A Napoli la scarsa applicazione delle formule di chiusura del processo penale minorile analizzate si giustifica con la tipologia dei reati commessi dalla criminalità minorile locale, che si caratterizza per la particolare gravità dei reati commessi. Inoltre sono esclusi a priori, per una scelta di politica criminale, dall'applicazione di tali istituti i reati connessi con il fenomeno della criminalità organizzata, che a Napoli si identifica con la camorra. I minori stranieri, che costituiscono una parte marginale della criminalità minorile locale, fruiscono dell'applicazione degli istituti in esame in misura minore di quanto ne fruiscano i minori italiani. In particolare sono pressoché esclusi dall'applicazione dell'irrilevanza del fatto e della messa alla prova, ostando all'applicazione di esse rispettivamente, oltre alla difficoltà di accertare l'occasionalità del comportamento, la presenza di esigenze educative del minore che potrebbero essere interrotte dall'ulteriore svolgersi del processo, interpretate come percorsi educativi-formativi concreti seguiti dal minore (scuola o lavoro) e la presenza della famiglia del minore come strumento di sostegno per il mantenimento degli impegni assunti con il progetto di intervento.

Per concludere il tema dei minori extracomunitari si registra che in generale fruiscono degli istituti in esame in misura minore dei minori italiani. A tale dato fa eccezione la prassi seguita dal Tribunale per i Minorenni di Trieste in relazione al perdono giudiziale e all'irrilevanza del fatto, che vengono concessi ai minori stranieri a prescindere da qualunque informazione su cui fondare la prognosi di astensione dal commettere ulteriori reati e il requisito dell'occasionalità del comportamento, in virtù del principio in dubio pro reo.

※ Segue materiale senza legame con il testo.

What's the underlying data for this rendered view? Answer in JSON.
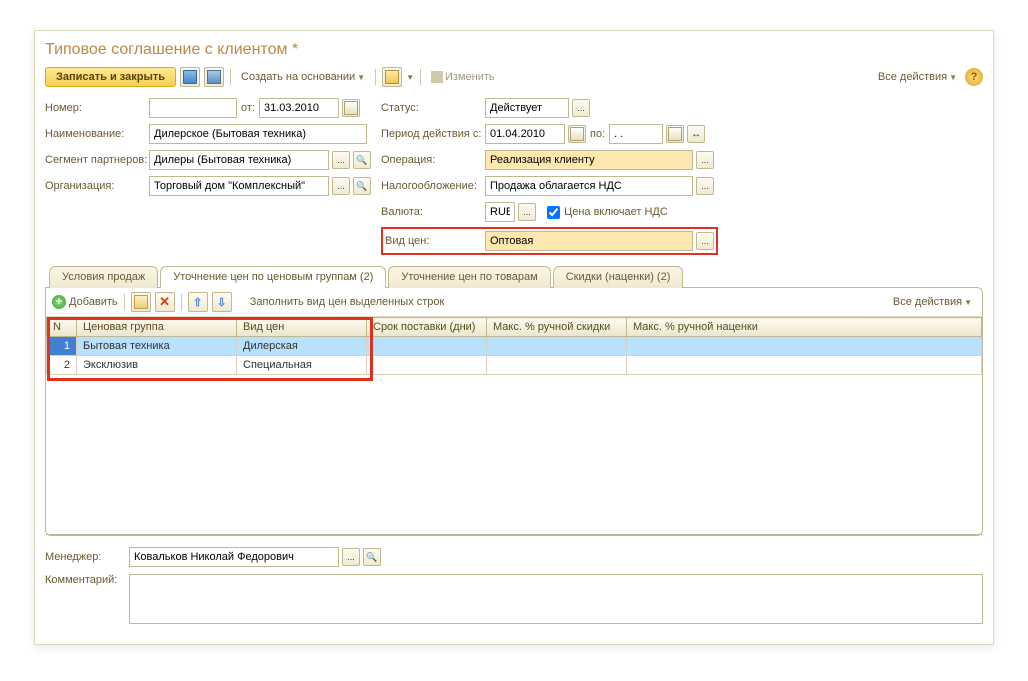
{
  "title": "Типовое соглашение с клиентом *",
  "toolbar": {
    "save_close": "Записать и закрыть",
    "create_based": "Создать на основании",
    "edit": "Изменить",
    "all_actions": "Все действия"
  },
  "form": {
    "number_lbl": "Номер:",
    "number_val": "",
    "from_lbl": "от:",
    "from_val": "31.03.2010",
    "name_lbl": "Наименование:",
    "name_val": "Дилерское (Бытовая техника)",
    "segment_lbl": "Сегмент партнеров:",
    "segment_val": "Дилеры (Бытовая техника)",
    "org_lbl": "Организация:",
    "org_val": "Торговый дом \"Комплексный\"",
    "status_lbl": "Статус:",
    "status_val": "Действует",
    "period_lbl": "Период действия с:",
    "period_from": "01.04.2010",
    "period_to_lbl": "по:",
    "period_to": ". .",
    "operation_lbl": "Операция:",
    "operation_val": "Реализация клиенту",
    "tax_lbl": "Налогообложение:",
    "tax_val": "Продажа облагается НДС",
    "currency_lbl": "Валюта:",
    "currency_val": "RUB",
    "price_incl_vat": "Цена включает НДС",
    "price_type_lbl": "Вид цен:",
    "price_type_val": "Оптовая"
  },
  "tabs": {
    "t1": "Условия продаж",
    "t2": "Уточнение цен по ценовым группам (2)",
    "t3": "Уточнение цен по товарам",
    "t4": "Скидки (наценки) (2)"
  },
  "tab_toolbar": {
    "add": "Добавить",
    "fill": "Заполнить вид цен выделенных строк",
    "all_actions": "Все действия"
  },
  "columns": {
    "n": "N",
    "group": "Ценовая группа",
    "price_type": "Вид цен",
    "delivery": "Срок поставки (дни)",
    "max_discount": "Макс. % ручной скидки",
    "max_markup": "Макс. % ручной наценки"
  },
  "rows": [
    {
      "n": "1",
      "group": "Бытовая техника",
      "price_type": "Дилерская"
    },
    {
      "n": "2",
      "group": "Эксклюзив",
      "price_type": "Специальная"
    }
  ],
  "bottom": {
    "manager_lbl": "Менеджер:",
    "manager_val": "Ковальков Николай Федорович",
    "comment_lbl": "Комментарий:",
    "comment_val": ""
  }
}
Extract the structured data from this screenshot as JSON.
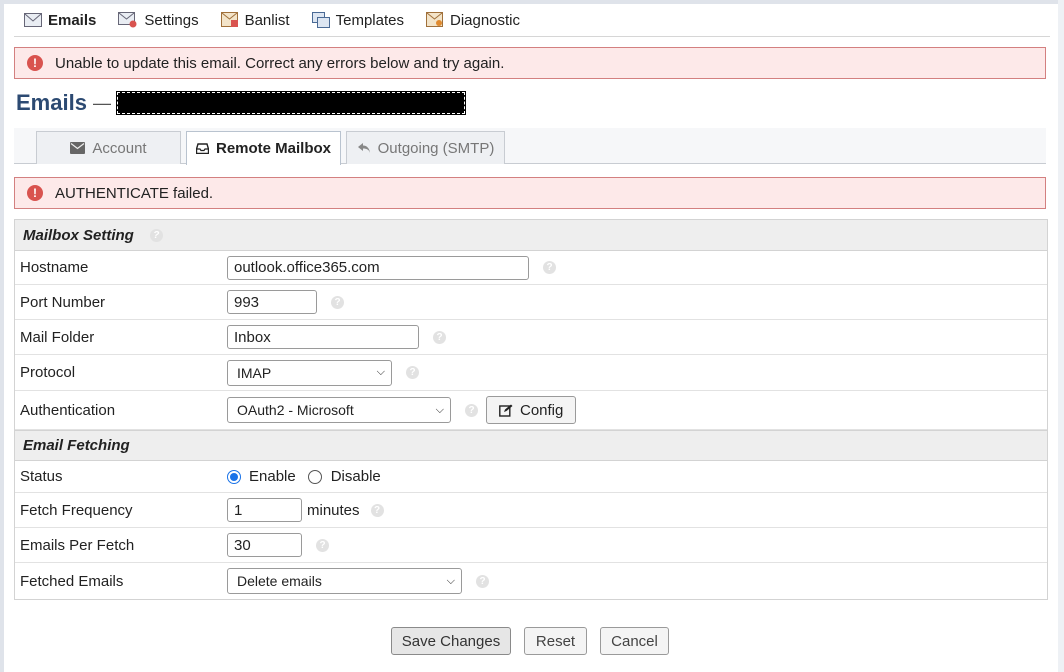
{
  "nav": {
    "items": [
      {
        "label": "Emails",
        "icon": "envelope-icon"
      },
      {
        "label": "Settings",
        "icon": "settings-envelope-icon"
      },
      {
        "label": "Banlist",
        "icon": "banlist-icon"
      },
      {
        "label": "Templates",
        "icon": "templates-icon"
      },
      {
        "label": "Diagnostic",
        "icon": "diagnostic-icon"
      }
    ]
  },
  "alerts": {
    "top": "Unable to update this email. Correct any errors below and try again.",
    "auth": "AUTHENTICATE failed."
  },
  "page": {
    "title": "Emails",
    "separator": "—"
  },
  "tabs": [
    {
      "label": "Account",
      "icon": "envelope-icon"
    },
    {
      "label": "Remote Mailbox",
      "icon": "inbox-icon"
    },
    {
      "label": "Outgoing (SMTP)",
      "icon": "reply-icon"
    }
  ],
  "mailbox": {
    "heading": "Mailbox Setting",
    "hostname": {
      "label": "Hostname",
      "value": "outlook.office365.com"
    },
    "port": {
      "label": "Port Number",
      "value": "993"
    },
    "folder": {
      "label": "Mail Folder",
      "value": "Inbox"
    },
    "protocol": {
      "label": "Protocol",
      "value": "IMAP"
    },
    "auth": {
      "label": "Authentication",
      "value": "OAuth2 - Microsoft",
      "config_label": "Config"
    }
  },
  "fetching": {
    "heading": "Email Fetching",
    "status": {
      "label": "Status",
      "enable": "Enable",
      "disable": "Disable",
      "selected": "Enable"
    },
    "frequency": {
      "label": "Fetch Frequency",
      "value": "1",
      "unit": "minutes"
    },
    "per_fetch": {
      "label": "Emails Per Fetch",
      "value": "30"
    },
    "fetched": {
      "label": "Fetched Emails",
      "value": "Delete emails"
    }
  },
  "actions": {
    "save": "Save Changes",
    "reset": "Reset",
    "cancel": "Cancel"
  },
  "colors": {
    "title": "#2c4a72",
    "error_bg": "#fde9e9",
    "error_border": "#d38080",
    "error_icon": "#d9534f",
    "radio_on": "#1a73e8"
  }
}
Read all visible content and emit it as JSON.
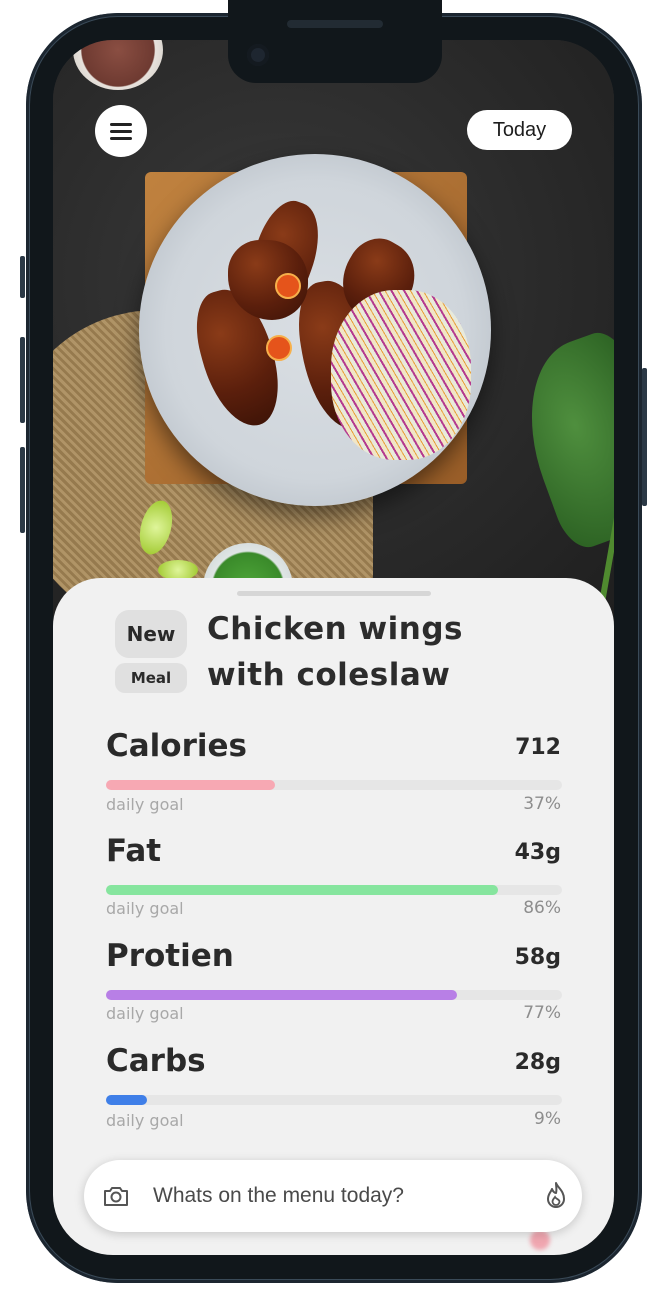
{
  "header": {
    "menu_icon": "hamburger-menu-icon",
    "date_filter_label": "Today"
  },
  "meal": {
    "badge_new": "New",
    "badge_meal": "Meal",
    "title_line1": "Chicken wings",
    "title_line2": "with coleslaw"
  },
  "nutrients": [
    {
      "name": "Calories",
      "value": "712",
      "goal_label": "daily goal",
      "percent_label": "37%",
      "percent": 37,
      "color": "#f7a8b3"
    },
    {
      "name": "Fat",
      "value": "43g",
      "goal_label": "daily goal",
      "percent_label": "86%",
      "percent": 86,
      "color": "#86e59e"
    },
    {
      "name": "Protien",
      "value": "58g",
      "goal_label": "daily goal",
      "percent_label": "77%",
      "percent": 77,
      "color": "#b87fe6"
    },
    {
      "name": "Carbs",
      "value": "28g",
      "goal_label": "daily goal",
      "percent_label": "9%",
      "percent": 9,
      "color": "#3f7fe8"
    }
  ],
  "search": {
    "placeholder": "Whats on the menu today?",
    "camera_icon": "camera-icon",
    "submit_icon": "flame-icon"
  },
  "colors": {
    "sheet_background": "#f1f1f1",
    "frame": "#3a4a58"
  }
}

Dall'analisi condotta nei tre tribunali in esame, emerge la disomogeneità da zona a zona delle risorse presenti sul territorio sulla base delle quali elaborare un progetto di intervento per la realizzazione della messa alla prova. In particolare Napoli si caratterizza per la scarsezza di tali risorse e probabilmente uno dei motivi per i quali nel progetto di intervento viene sempre prescritta la conciliazione con la vittima del reato sta proprio nella necessità di sopperire alla scarsa possibilità di reperire attività (di tipo lavorativo, di volontariato, scolastiche ecc.) da far svolgere al minore nel corso della prova.

A conclusione dell'analisi condotta si evidenzia l'insufficienza e l'inadeguatezza del processo penale minorile, pur nelle sue forme più progressiste, a far fronte a problematiche quali l'emarginazione, il basso livello di scolarizzazione, la mancanza di lavoro e il degrado urbano e familiare, che portano ampie fasce della popolazione minorile in Italia ad intraprendere la via del crimine. Il processo penale, per quanto incentrato al rispetto delle problematiche tipiche dei minori, non costituisce la sede più adatta per la soluzione dei fenomeni che originano la criminalità minorile, la soluzione dei quali dovrebbe essere perseguita attraverso politiche sociali portate avanti sia a livello centrale, sia a livello locale.